Figure 13 shows the RMS of the forward overlap at day boundaries as a function of β angle for IIF and IIR. ECOM2 presented large RMS values in the cross-track direction. As discussed previously, this is because ECOM2 lacks 1 CPR terms that improve the estimations of the even-order periodic terms. However, this was not the case for ECOM1 and ECOMC. ECOMC was slightly better than ECOM1. Table 4 shows the averaged RMS of the orbit overlap at the day boundaries. ECOM2 presented the largest orbit RMS, followed by ECOM1 and ECOMC. Overall, the orbit accuracy improvements from ECOM2 to ECOMC were 13.2%, 14.8%, and 42.6% for the IIF satellites and 7.4%, 7.7%, and 35.0% for the IIR satellites in the radial, along-track, and cross-track directions.
On the other hand, a 6 h overlap between two adjacent 30 h orbits is proposed to assess the orbit prediction overlap, as shown in Figure 14. The daily estimated orbital parameters were used to propagate the orbit backward and forward for 3 h, respectively. Figure 15 shows the RMS of the 6 h orbit overlap as a function of β angle for IIF and IIR. Table 5 presents the statistic information of the 6 h orbit overlap. ECOM2 still had relatively large orbit errors, as compared to ECOM1 and ECOMC. Overall, the results of the 6 h overlap were relatively degraded as compared to those given in Figure 13 and Table 4. This is because having a longer arc overlap indicates that the orbit propagation error may be accumulated. Furthermore, the orbit error in the along-track direction accumulated faster than in the other two directions.
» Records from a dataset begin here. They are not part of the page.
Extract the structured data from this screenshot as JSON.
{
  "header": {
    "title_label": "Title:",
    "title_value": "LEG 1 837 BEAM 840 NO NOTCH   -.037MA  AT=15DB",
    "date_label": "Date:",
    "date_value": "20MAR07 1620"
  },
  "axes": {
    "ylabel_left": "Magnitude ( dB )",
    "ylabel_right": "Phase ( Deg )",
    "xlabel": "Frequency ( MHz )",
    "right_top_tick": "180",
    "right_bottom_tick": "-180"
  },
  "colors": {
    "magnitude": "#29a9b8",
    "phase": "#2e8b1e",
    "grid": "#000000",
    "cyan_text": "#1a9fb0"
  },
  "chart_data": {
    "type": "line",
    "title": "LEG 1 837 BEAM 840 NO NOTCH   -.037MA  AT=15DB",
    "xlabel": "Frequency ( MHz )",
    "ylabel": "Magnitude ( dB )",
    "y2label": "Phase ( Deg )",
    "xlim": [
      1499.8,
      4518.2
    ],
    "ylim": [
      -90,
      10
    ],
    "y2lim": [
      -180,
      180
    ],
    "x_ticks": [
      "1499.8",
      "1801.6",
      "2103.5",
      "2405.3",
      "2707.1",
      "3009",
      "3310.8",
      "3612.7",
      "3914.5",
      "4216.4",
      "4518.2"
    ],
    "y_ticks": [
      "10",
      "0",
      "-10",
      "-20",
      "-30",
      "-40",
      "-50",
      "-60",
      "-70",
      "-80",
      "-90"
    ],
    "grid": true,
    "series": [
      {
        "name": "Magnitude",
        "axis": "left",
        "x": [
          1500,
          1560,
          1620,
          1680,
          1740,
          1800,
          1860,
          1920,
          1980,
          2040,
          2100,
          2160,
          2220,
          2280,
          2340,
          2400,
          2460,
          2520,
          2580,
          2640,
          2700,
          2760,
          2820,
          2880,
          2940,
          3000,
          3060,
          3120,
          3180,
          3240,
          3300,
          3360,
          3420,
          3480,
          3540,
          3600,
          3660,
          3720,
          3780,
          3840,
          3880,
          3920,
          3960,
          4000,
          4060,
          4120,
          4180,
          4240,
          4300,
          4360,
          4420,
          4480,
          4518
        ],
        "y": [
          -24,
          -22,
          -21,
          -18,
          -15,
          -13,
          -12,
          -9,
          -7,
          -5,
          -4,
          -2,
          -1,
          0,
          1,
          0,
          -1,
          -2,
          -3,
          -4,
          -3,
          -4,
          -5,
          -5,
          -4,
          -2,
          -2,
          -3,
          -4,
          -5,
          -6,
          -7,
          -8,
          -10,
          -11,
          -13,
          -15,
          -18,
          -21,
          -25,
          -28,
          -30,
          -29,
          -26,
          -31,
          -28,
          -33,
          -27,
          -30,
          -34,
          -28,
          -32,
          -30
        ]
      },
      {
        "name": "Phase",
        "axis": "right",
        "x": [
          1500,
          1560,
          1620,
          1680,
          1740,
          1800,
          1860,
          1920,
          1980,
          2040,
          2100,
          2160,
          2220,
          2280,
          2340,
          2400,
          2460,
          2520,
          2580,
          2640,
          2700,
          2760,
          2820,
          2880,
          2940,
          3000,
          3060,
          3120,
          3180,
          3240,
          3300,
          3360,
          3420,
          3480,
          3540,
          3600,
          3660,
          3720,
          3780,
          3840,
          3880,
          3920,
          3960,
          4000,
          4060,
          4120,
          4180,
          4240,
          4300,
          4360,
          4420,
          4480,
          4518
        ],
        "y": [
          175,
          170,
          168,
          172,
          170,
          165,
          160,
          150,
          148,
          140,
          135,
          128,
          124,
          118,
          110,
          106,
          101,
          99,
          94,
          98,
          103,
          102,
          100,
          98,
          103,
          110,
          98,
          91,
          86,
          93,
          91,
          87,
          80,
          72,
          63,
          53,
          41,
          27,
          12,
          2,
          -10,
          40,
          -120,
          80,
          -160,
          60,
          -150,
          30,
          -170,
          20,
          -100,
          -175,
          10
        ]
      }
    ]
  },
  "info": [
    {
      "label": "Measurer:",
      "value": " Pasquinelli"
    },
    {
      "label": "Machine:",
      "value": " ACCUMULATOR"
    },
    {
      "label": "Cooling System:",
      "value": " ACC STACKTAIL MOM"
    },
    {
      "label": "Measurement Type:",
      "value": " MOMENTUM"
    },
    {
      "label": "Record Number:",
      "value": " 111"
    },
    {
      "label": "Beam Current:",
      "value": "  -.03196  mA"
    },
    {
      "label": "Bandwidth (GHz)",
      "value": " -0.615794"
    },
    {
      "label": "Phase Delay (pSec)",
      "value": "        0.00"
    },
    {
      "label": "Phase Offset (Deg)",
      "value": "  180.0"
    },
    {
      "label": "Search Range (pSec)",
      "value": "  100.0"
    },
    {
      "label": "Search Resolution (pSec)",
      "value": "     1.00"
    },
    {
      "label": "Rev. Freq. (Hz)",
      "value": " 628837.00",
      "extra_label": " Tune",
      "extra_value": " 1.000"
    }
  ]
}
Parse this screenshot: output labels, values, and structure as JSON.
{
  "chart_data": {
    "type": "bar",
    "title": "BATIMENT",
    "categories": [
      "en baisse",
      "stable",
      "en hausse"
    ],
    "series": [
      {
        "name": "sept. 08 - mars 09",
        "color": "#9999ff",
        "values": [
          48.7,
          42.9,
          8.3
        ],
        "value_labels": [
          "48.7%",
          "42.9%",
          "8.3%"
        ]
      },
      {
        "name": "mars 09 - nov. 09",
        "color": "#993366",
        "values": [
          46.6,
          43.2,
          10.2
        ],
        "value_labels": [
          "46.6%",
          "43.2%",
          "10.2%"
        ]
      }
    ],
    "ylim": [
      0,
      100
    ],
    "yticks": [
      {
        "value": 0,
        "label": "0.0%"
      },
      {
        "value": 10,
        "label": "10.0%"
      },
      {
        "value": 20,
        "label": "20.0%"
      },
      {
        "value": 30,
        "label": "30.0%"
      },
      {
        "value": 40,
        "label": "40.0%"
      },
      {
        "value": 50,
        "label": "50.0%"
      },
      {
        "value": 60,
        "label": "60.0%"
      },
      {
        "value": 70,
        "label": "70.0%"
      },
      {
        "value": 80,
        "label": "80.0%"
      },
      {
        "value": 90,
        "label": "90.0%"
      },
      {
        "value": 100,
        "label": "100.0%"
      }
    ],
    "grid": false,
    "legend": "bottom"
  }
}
This might be due to the fact that there is insufficient information for the orbit prediction in the satellite velocity direction (approximate to the along-track direction).
As a final remark, the IGS orbit is regarded as the pseudo-observation in the orbit fitting, suggesting that the accuracy of the reference orbit is mainly confined within the IGS orbit accuracy via the least-squares process. However, minimizing the difference between the resulting reference orbit and the IGS orbit is mainly for stabilizing the reference datum for more precise geodetic application. The ECOMC model greatly reduces the orbit model deficiencies in the cross-track direction, where the SLR may not effectively validate the outcome.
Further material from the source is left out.